Secondly, as already noted earlier, AMD has been focusing on higher-end products with larger profit margins during the pandemic. This is why we’re yet to see a successor to the Ryzen 5 3600 and 3700X. Both the Ryzen 5 5600X and 5800X come with notably higher margins than their predecessors. Similarly, the Ryzen 9 5900X despite its limited shipping quantities has been one of the most popular SKUs in Russian and German markets (in terms of revenue), bringing in a ton of revenue for AMD.

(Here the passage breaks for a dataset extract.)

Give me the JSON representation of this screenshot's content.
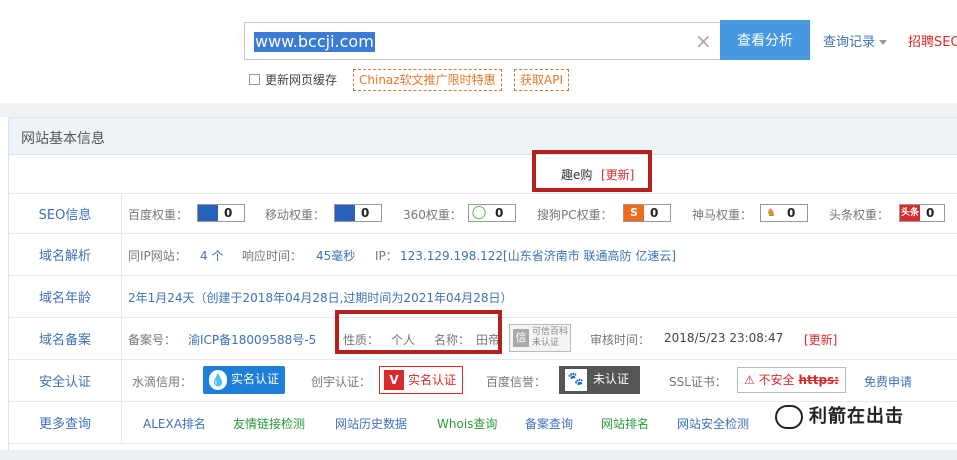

The GPU market is a completely different story. Ever since the launch of the Pascal microarchitecture back in 2016, NVIDIA has been putting the squeeze on Radeon. Even though the Turing lineup was terrible in terms of the price-performance proposition, the lack of AMD alternatives meant that gamers were forced to choose between bad and worse. Despite this, AMD graphics cards continued to account for more than a quarter of all dGPU shipments till Ampere launched in Q2 2020.
Ampere was a big step up over Turing, both in terms of raw performance and the price-performance aspect. AMD’s shipments plummeted sharply following the launch of the RTX 30 series cards, dropping to just 18% (a drop of 34% compared to Q4 2019). Despite the launch of the Radeon RX 6000 series, limited supply and shortages have prevented the company from recovering lost fortunes in the GPU market. Hopefully, as supply improves in the second of the year, we should see improved figures from Team Red.